One member of the group stood guard with So’s wife and son, while others went room to room checking for anyone else in the embassy’s many rooms and closets. The building was largely empty — except the propaganda room, which was full of pictures of Kim Jong Un and mantras of the regime.
“It was depressing,” Ahn said. “These were the elites of North Korea and they had nothing.”
Then came the misstep that would threaten the whole group’s survival. They hadn’t noticed the wife of another senior official, who believed she was in mortal danger after hearing South Korean-accented men rush into the embassy, according to her court testimony.
She escaped onto a terrace and jumped to the ground below, injuring her head and leg. Managing to limp out a backdoor to the street, she hailed a passing motorist, who took her to a clinic and called the police. Using Google Translate, officers realized she was saying the embassy was under attack.
Unaware of any issues, Hong and other members believed the mission was nearly finished.
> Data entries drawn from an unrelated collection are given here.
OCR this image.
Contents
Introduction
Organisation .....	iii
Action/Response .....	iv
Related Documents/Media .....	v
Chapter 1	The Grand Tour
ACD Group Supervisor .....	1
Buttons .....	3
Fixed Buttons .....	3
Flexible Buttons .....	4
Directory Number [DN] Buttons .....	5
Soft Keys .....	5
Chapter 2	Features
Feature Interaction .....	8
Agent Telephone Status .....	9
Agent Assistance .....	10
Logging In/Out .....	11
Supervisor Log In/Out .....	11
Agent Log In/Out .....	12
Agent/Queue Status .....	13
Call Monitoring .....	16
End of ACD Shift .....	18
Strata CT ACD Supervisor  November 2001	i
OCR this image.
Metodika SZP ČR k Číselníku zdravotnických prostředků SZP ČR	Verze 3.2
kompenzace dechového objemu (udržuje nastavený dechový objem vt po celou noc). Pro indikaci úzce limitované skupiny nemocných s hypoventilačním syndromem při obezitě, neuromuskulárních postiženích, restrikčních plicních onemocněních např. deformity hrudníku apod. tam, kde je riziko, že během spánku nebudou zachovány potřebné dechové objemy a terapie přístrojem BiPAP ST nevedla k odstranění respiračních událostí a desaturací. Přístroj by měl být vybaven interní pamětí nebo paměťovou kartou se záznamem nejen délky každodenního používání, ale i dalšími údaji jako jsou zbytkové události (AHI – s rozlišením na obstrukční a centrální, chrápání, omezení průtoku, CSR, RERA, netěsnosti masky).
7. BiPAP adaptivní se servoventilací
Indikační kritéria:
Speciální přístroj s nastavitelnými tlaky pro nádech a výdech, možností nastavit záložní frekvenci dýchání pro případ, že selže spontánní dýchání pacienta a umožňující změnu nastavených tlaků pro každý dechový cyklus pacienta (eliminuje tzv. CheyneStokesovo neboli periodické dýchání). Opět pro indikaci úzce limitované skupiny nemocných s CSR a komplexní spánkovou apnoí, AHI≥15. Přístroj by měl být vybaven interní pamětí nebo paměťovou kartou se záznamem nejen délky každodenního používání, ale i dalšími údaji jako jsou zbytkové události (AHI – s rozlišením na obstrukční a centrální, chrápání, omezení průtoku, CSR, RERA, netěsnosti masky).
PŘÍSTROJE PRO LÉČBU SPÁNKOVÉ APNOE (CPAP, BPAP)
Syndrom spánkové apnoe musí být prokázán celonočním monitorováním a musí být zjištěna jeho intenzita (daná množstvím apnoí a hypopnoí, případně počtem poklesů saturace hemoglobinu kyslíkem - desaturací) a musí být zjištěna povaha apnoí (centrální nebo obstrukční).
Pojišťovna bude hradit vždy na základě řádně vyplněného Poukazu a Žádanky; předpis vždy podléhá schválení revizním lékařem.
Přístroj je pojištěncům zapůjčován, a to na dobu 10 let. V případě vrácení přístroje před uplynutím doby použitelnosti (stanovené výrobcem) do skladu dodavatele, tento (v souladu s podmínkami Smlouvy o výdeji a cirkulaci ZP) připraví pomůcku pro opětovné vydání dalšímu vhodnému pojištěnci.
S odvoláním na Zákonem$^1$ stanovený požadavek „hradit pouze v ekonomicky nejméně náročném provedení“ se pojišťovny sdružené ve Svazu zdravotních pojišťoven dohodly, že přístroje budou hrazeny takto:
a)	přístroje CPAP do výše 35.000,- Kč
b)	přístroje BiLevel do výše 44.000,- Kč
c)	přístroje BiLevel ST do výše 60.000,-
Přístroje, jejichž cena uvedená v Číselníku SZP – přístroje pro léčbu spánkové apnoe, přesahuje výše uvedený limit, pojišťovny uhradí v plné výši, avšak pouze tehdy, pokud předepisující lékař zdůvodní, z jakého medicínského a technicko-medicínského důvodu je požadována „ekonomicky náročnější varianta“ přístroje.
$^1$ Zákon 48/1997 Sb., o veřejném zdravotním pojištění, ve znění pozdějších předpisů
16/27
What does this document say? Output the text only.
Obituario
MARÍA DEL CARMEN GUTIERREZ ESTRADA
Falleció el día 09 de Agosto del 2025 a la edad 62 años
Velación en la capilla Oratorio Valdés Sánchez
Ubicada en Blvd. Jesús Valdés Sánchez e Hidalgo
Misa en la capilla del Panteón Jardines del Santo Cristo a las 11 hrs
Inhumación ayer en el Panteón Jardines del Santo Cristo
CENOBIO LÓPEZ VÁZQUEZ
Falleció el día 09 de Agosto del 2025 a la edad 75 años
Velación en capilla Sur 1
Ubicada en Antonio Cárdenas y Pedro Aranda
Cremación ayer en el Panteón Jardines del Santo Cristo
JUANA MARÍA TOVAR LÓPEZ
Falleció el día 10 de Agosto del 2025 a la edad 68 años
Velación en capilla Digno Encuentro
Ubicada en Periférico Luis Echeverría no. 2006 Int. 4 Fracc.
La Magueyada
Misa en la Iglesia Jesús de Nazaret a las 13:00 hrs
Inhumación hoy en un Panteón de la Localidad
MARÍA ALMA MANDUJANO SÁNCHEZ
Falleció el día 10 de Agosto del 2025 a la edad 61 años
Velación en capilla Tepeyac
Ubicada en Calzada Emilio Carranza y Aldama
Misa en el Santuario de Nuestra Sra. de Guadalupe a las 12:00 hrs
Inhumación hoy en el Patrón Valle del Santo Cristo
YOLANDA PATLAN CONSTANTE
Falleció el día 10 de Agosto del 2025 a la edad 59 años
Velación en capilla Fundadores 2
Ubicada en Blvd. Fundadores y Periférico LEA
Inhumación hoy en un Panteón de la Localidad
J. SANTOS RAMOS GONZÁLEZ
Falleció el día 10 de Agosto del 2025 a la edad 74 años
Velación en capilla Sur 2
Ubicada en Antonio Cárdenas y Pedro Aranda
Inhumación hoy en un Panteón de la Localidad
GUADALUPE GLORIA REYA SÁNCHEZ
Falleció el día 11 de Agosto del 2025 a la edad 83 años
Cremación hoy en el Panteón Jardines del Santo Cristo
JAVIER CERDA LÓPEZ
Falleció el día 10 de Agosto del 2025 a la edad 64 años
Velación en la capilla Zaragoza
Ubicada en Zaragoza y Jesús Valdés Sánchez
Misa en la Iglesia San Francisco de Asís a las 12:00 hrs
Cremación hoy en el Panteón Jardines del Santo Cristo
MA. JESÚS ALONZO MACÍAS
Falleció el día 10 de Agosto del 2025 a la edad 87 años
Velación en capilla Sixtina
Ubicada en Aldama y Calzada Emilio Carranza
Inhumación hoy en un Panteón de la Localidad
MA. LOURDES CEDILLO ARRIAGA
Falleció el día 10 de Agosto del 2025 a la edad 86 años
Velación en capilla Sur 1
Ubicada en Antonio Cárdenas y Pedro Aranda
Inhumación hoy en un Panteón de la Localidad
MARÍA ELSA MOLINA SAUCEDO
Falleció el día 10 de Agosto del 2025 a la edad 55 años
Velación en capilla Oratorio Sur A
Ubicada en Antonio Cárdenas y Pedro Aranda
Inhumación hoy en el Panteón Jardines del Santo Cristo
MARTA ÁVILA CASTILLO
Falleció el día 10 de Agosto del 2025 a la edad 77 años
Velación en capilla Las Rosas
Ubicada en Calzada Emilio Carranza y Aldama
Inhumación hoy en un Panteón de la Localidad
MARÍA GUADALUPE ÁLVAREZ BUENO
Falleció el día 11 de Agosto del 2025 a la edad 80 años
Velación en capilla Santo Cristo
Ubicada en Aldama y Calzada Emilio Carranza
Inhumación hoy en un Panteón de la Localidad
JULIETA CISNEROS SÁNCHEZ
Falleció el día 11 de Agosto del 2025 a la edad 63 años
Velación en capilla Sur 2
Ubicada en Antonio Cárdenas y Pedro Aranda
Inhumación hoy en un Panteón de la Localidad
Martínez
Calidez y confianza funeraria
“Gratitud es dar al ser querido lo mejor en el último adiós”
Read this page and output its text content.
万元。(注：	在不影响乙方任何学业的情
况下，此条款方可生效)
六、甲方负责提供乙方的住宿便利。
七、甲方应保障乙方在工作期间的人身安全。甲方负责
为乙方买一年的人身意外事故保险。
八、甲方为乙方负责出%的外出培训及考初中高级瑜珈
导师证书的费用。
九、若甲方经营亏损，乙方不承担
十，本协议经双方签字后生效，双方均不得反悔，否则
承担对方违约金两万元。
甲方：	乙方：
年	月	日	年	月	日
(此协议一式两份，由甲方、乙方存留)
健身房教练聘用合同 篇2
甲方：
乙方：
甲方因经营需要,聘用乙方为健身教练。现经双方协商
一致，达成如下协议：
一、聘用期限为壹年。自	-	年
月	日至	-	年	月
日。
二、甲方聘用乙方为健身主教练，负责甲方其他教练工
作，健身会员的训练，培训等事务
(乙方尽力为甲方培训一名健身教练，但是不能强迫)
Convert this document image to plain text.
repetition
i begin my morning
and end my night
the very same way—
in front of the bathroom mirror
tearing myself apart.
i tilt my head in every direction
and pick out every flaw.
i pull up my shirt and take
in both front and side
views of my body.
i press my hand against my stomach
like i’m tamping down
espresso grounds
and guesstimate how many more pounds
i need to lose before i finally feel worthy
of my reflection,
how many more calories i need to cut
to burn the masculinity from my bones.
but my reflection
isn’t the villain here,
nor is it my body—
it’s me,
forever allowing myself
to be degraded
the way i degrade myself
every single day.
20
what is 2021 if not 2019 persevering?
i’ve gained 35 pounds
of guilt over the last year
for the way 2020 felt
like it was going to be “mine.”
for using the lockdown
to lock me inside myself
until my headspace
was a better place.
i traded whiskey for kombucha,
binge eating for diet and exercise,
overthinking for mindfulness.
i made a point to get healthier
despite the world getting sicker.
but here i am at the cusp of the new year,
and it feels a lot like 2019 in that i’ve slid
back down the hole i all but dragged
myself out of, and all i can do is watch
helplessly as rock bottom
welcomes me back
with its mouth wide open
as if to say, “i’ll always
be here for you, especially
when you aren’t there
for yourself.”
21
One of the Cheollima members was himself a North Korean defector who had earned asylum in the U.S., and they filmed him entering the embassy half an hour after Hong and others, crying as he touched North Korean soil. They filmed another member pulling down photos of Kim Jong Un and Kim Jong Il and smashing them on the floor. North Koreans are inculcated with the belief that their leaders are godlike and undefeatable. The idea was to release the footage later, as anti-regime propaganda, without mentioning where it was filmed.
Then the police pressed the buzzer. Hong, his long hair tied into a bun, put on a “Dear Leader” pin with Kim Jong Un’s face on it and answered the door. Hong was born in Mexico to South Korean missionaries, so he spoke enough Spanish to persuade the officers there were no issues.
When the officers left, other Cheollima members congratulated him. But Hong was confused: What woman were the police referring to? Speaking to the attaché, it soon dawned on them that an actual resident of the embassy had escaped and called the police.
The phones began ringing nonstop. The cavernous rooms, with tiled floors and few furnishings, amplified the sound to the point where it was hard to think. Soon Hong came up from the basement with bad news. News of the escapee, as well as the ringing phones, had deeply unnerved So, who believed North Korean authorities would be coming soon. He called off his own defection and asked Cheollima to leave right away.
It was dark out by now.
Ahn and the group member who’d been filmed entering the embassy crying took off in a car by themselves. Hong and another member scaled the wall to get to the street behind the embassy, where they got into an Uber, which Hong had ordered using the fake name Oswaldo Trump. The group left behind the imitation guns, balaclavas, handcuffs, and plastic wrist restraints.
Ahn and his companion were on their own with a cellphone that had only 2% of battery left, just enough to coordinate with other members of the group to pick up their passports in a bush in a designated area. From there, every group made their own way to Portugal over land so they could fly to the U.S.
After midnight the men found a taxi driver and Ahn persuaded him in broken Spanish to drive them six hours to Porto, saying they needed to get there for his brother’s wedding. They drove through the night and managed to book flights home. The rest of the group arrived in New York for a debriefing, but Ahn had meetings to attend on Monday for his food supplement startup, so he flew to Los Angeles.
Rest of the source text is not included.